The Company acknowledges that you may have business interests other than those
of the Company and that you have declared any conflicts that are apparent at
present. In the event that you become aware of any potential conflicts of
interests, these should be disclosed to the Chairman and Company Secretary as
soon as they become apparent.
12.
During the Appointment, you must consult with the Chairman prior to accepting
any other (or further) directorships of publicly quoted companies or any major
external appointments.
Code
of Conduct
13.
During the tenure of your Appointment you will comply with the following and
such other requirements as the Board of Directors may from time to time
specify:
Guidelines
of professional conduct given under ____________the Companies Act;
The
Oberoi Dharma, the fundamental Code of Conduct for all Directors and Employees
of The Oberoi Group;
The
Company’s Code of Conduct for Prevention of Insider Trading in its shares.
14.
You must apply the highest standards of confidentiality and not disclose to any
person or company (whether during the course of the appointment or at any time
after its termination) any confidential information concerning the Company and
any Group Companies with which you come
into contact by virtue or your position as a Non-Executive Independent Director
of the Company.
15.
You attention is drawn to the requirements under both legislation and
regulation as to the disclosure of price-sensitive information.
Consequently,
you should avoid making any statements that might risk a breach of these
requirements without prior clearance from the Chairman.
16.
On cessation of the appointment by resignation, expiry or otherwise, you will
deliver to the Company all books, document, papers and other property of or
relating to the business of the Company which are in your possession, custody
or power by virtue of your position as a Non-Executive Independent Director of
the Company. The Company will arrange to the disposal of papers that you no
longer require.
Performance
Review Process
17.
The performance of individual Directors and the whole Board and its Committees
will be evaluated annually.

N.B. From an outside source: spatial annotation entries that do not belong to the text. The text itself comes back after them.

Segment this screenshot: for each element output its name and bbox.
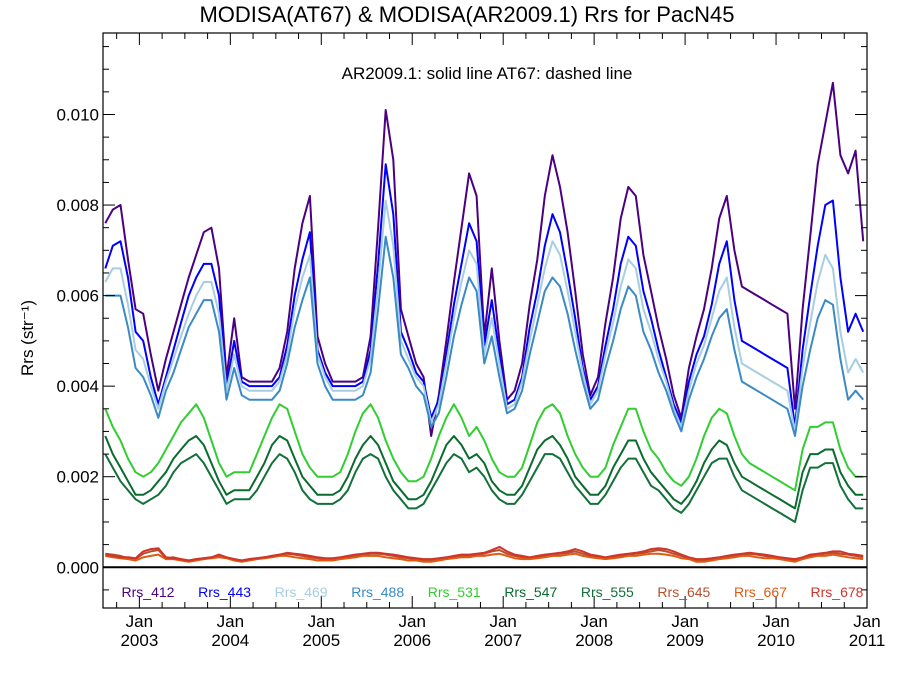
x-tick-label-year: 2005 <box>302 631 340 650</box>
legend-item-rrs-443: Rrs_443 <box>198 584 251 600</box>
x-tick-label-year: 2003 <box>120 631 158 650</box>
series-line-rrs-547 <box>104 435 864 510</box>
series-layer <box>104 81 865 563</box>
series-line-rrs-443 <box>104 163 865 428</box>
x-tick-label-year: 2008 <box>575 631 613 650</box>
series-line-rrs-488 <box>105 235 864 437</box>
x-tick-label-month: Jan <box>126 612 153 631</box>
series-line-rrs-667 <box>105 552 864 563</box>
axis-ticks: 0.0000.0020.0040.0060.0080.010Jan2003Jan… <box>56 33 885 650</box>
chart-title: MODISA(AT67) & MODISA(AR2009.1) Rrs for … <box>199 2 734 27</box>
plot-frame <box>102 32 868 609</box>
series-line-rrs-555 <box>104 453 864 523</box>
series-line-rrs-469 <box>104 199 865 433</box>
x-tick-label-year: 2007 <box>484 631 522 650</box>
x-tick-label-month: Jan <box>399 612 426 631</box>
x-tick-label-year: 2006 <box>393 631 431 650</box>
legend-item-rrs-555: Rrs_555 <box>581 584 634 600</box>
x-tick-label-month: Jan <box>762 612 789 631</box>
series-line-rrs-412 <box>104 81 865 437</box>
x-tick-label-year: 2004 <box>211 631 249 650</box>
legend-item-rrs-412: Rrs_412 <box>122 584 175 600</box>
legend-item-rrs-469: Rrs_469 <box>275 584 328 600</box>
series-line-rrs-531 <box>104 403 864 492</box>
x-tick-label-year: 2010 <box>757 631 795 650</box>
chart-subtitle: AR2009.1: solid line AT67: dashed line <box>342 64 633 83</box>
y-tick-label: 0.010 <box>56 105 99 124</box>
y-axis-label: Rrs (str⁻¹) <box>18 300 37 376</box>
y-tick-label: 0.002 <box>56 468 99 487</box>
x-tick-label-year: 2011 <box>849 631 886 650</box>
legend-item-rrs-547: Rrs_547 <box>504 584 557 600</box>
series-line-rrs-678 <box>105 545 864 562</box>
x-tick-label-month: Jan <box>671 612 698 631</box>
x-tick-label-month: Jan <box>489 612 516 631</box>
y-tick-label: 0.000 <box>56 558 99 577</box>
x-tick-label-year: 2009 <box>666 631 704 650</box>
legend-item-rrs-678: Rrs_678 <box>811 584 864 600</box>
x-tick-label-month: Jan <box>217 612 244 631</box>
x-tick-label-month: Jan <box>308 612 335 631</box>
legend-item-rrs-531: Rrs_531 <box>428 584 481 600</box>
legend-item-rrs-667: Rrs_667 <box>734 584 787 600</box>
x-tick-label-month: Jan <box>580 612 607 631</box>
y-tick-label: 0.008 <box>56 196 99 215</box>
y-tick-label: 0.004 <box>56 377 99 396</box>
legend-item-rrs-645: Rrs_645 <box>657 584 710 600</box>
x-tick-label-month: Jan <box>853 612 880 631</box>
legend: Rrs_412 Rrs_443 Rrs_469 Rrs_488 Rrs_531 Rrs_5… <box>122 584 864 600</box>
y-tick-label: 0.006 <box>56 287 99 306</box>
legend-item-rrs-488: Rrs_488 <box>351 584 404 600</box>
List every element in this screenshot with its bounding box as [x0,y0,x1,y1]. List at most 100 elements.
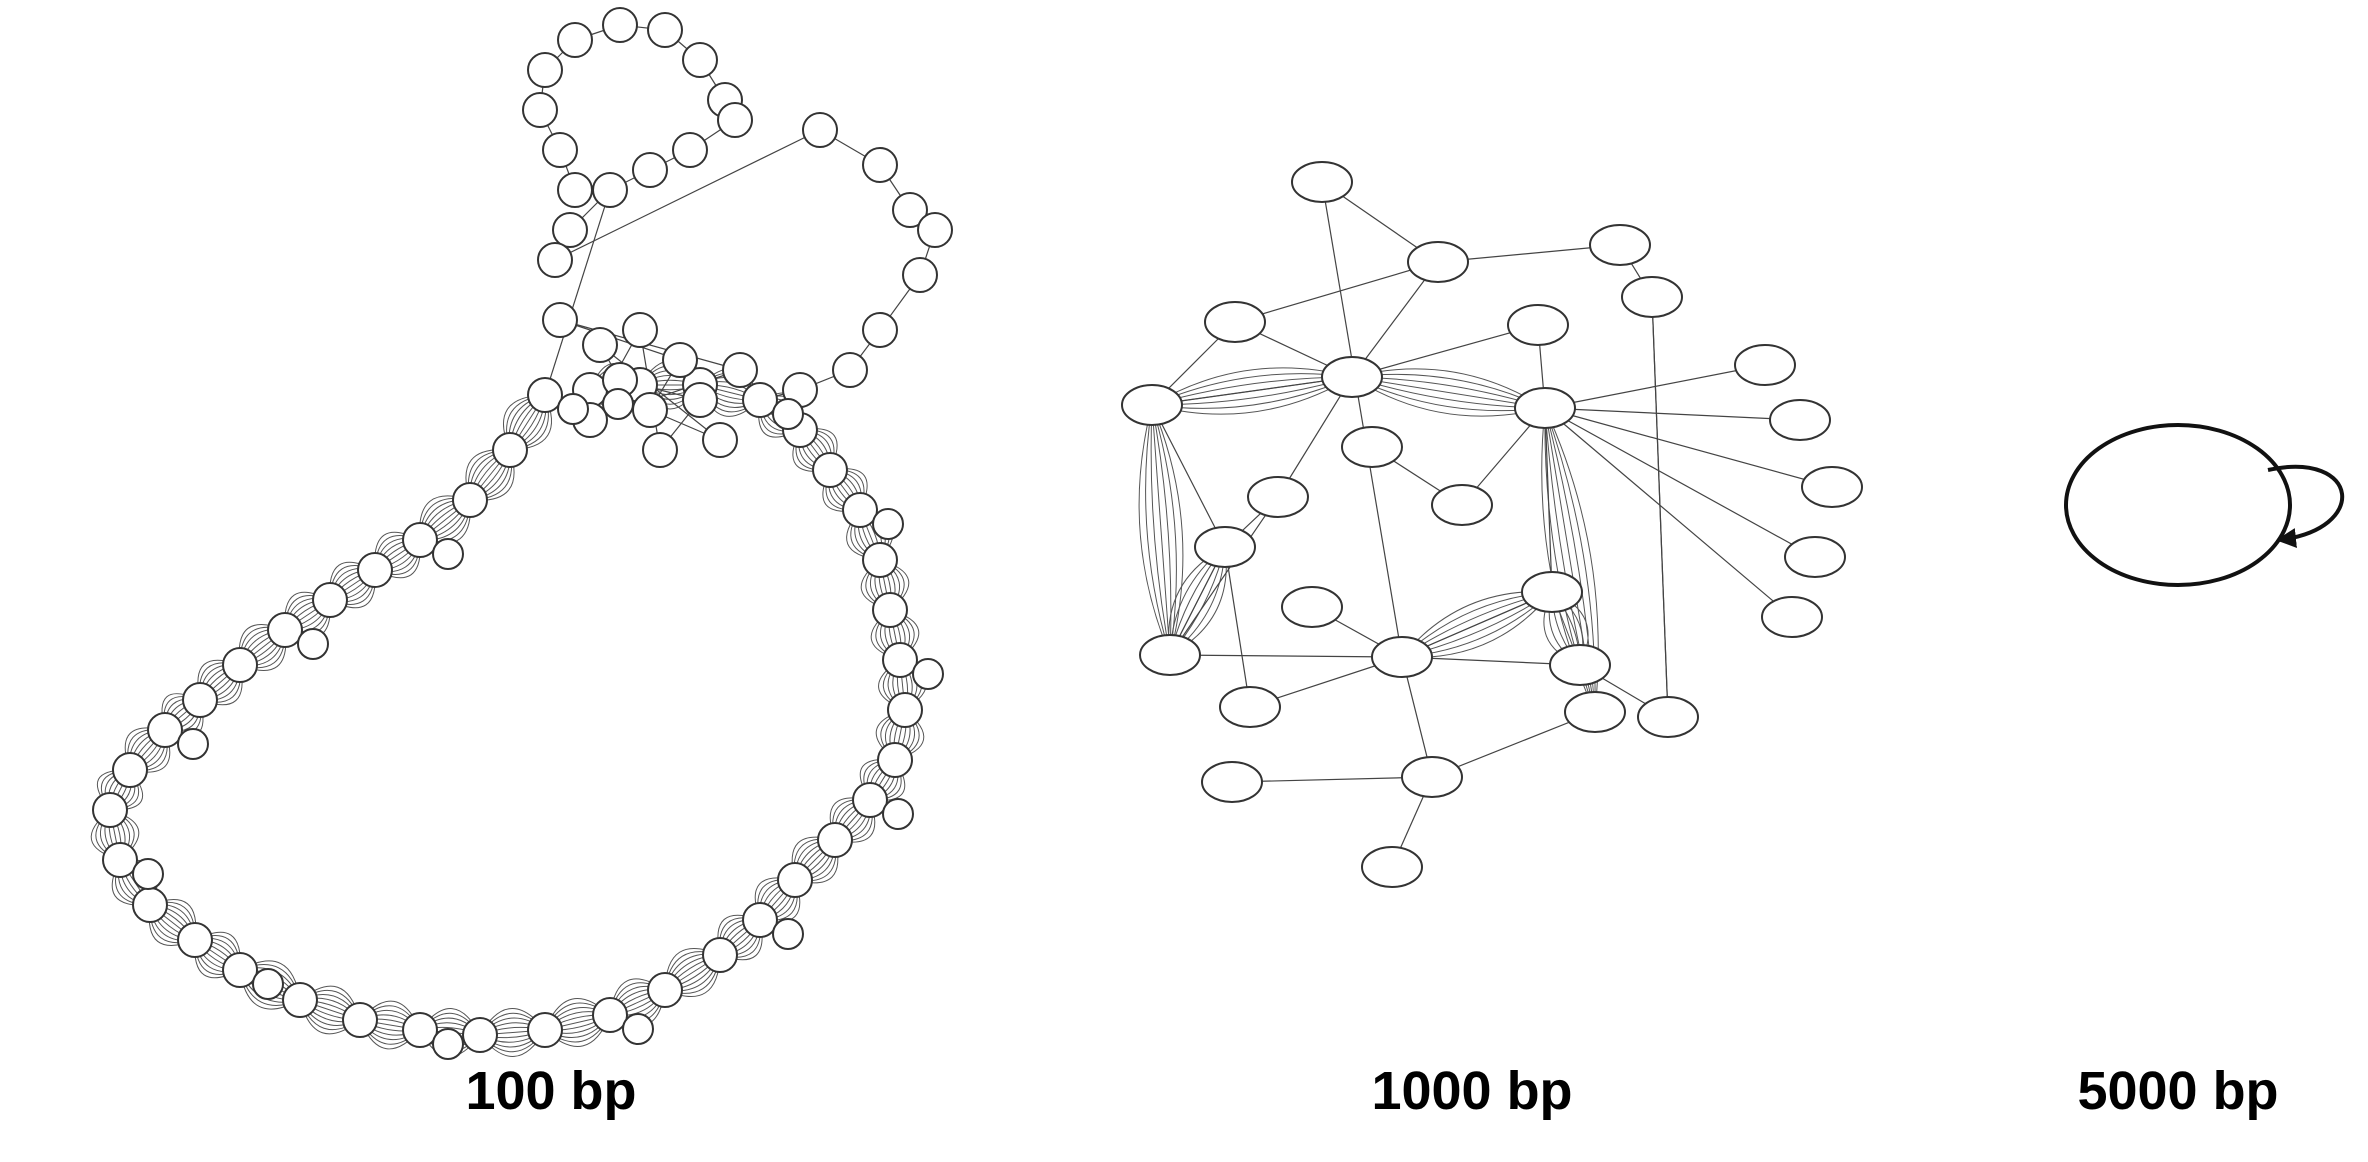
graph-node [432,538,464,570]
graph-node [2064,423,2292,587]
graph-1000bp [1121,161,1863,888]
graph-node [492,432,528,468]
graph-node [622,312,658,348]
graph-node [1431,484,1493,526]
graph-node [452,482,488,518]
graph-node [1321,356,1383,398]
graph-edge [1169,653,1403,661]
graph-node [872,508,904,540]
graph-node [1801,466,1863,508]
graph-edge [559,319,741,371]
panel-label-1000bp: 1000 bp [1371,1061,1573,1121]
graph-node [1401,756,1463,798]
graph-edge [1544,407,1816,558]
graph-node [662,342,698,378]
graph-node [1769,399,1831,441]
graph-edge [1541,407,1553,593]
graph-edge [1277,376,1353,498]
graph-node [702,937,738,973]
graph-edge-bundle [1151,404,1173,656]
graph-node [132,858,164,890]
graph-node [917,212,953,248]
graph-node [222,647,258,683]
graph-node [462,1017,498,1053]
graph-node [882,798,914,830]
graph-node [1121,384,1183,426]
graph-node [1407,241,1469,283]
graph-node [402,522,438,558]
graph-edge-bundle [1151,404,1174,656]
panel-label-100bp: 100 bp [465,1061,637,1121]
graph-node [902,257,938,293]
graph-edge [1151,376,1353,408]
graph-node [282,982,318,1018]
graph-edge [1651,296,1672,718]
graph-node [312,582,348,618]
graph-node [642,432,678,468]
graph-100bp [90,7,953,1060]
graph-node [552,212,588,248]
graph-node [1734,344,1796,386]
graph-node [342,1002,378,1038]
graph-edge [1351,323,1539,378]
graph-node [1361,846,1423,888]
graph-node [357,552,393,588]
graph-node [852,782,888,818]
graph-node [1621,276,1683,318]
graph-node [682,382,718,418]
graph-node [132,887,168,923]
graph-node [632,392,668,428]
graph-node [557,393,589,425]
graph-node [557,172,593,208]
graph-edge [599,344,721,441]
graph-edge-bundle [1145,404,1172,656]
graph-edge [1351,261,1439,378]
graph-node [1549,644,1611,686]
graph-edge [1544,407,1801,424]
graph-edge [1431,711,1596,778]
graph-edge [1544,407,1793,618]
graph-node [557,22,593,58]
graph-node [1281,586,1343,628]
graph-node [582,327,618,363]
graph-node [842,492,878,528]
graph-node [817,822,853,858]
graph-node [432,1028,464,1060]
graph-node [862,312,898,348]
graph-node [682,42,718,78]
graph-edge [1169,496,1279,656]
graph-node [647,12,683,48]
graph-node [722,352,758,388]
graph-node [717,102,753,138]
graph-node [1247,476,1309,518]
graph-node [1761,596,1823,638]
graph-node [592,172,628,208]
graph-node [527,1012,563,1048]
graph-node [832,352,868,388]
graph-edge-bundle [1151,404,1177,656]
graph-node [1521,571,1583,613]
graph-node [222,952,258,988]
graph-edge [1234,261,1439,324]
graph-node [602,388,634,420]
graph-node [92,792,128,828]
graph-edge [544,189,611,396]
graph-edge [1544,407,1833,489]
graph-node [872,592,908,628]
graph-node [1219,686,1281,728]
graph-node [802,112,838,148]
graph-node [882,642,918,678]
graph-node [1637,696,1699,738]
graph-node [1564,691,1626,733]
graph-node [622,1013,654,1045]
graph-node [772,398,804,430]
graph-edge [559,319,681,361]
graph-node [147,712,183,748]
graph-node [1371,636,1433,678]
graph-node [1784,536,1846,578]
graph-node [102,842,138,878]
graph-node [862,147,898,183]
graph-node [1589,224,1651,266]
graph-node [777,862,813,898]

If, in the interim, there are any matters arising
in connection with your role as a Non-Executive Independent Director which
cause you concern you should discuss them with the Chairman as soon as is
appropriate.
Insurance
18.
The Company has Directors and Officers (D&O) liability insurance and it is
intended to maintain such cover for the full term of the appointment.
You
have been provided with details of insurance.
Publication
of the letter of appointment
19.
In line with the provisions of the Companies Actand the Code of Corporate
Governance under the listing agreement, the Company will make public a generic
copy of this letter on its website at www.____________.in and will also arrange
for your individual letter of appointment to be on display at the Company’s
Annual General Meeting.
This
letter is governed by and shall be construed in accordance with the laws of
India and the parties agree to submit to the exclusive jurisdiction of the
courts of India.
This
letter constitutes neither a contract for services nor a service contract.
Please
confirm your agreement to the above by signing and returning to me the enclosed
duplicate of this letter.
Yours
sincerely,
I
have read and agree to the above terms regarding my appointment as a
Non-Executive
Independent Director of __________________.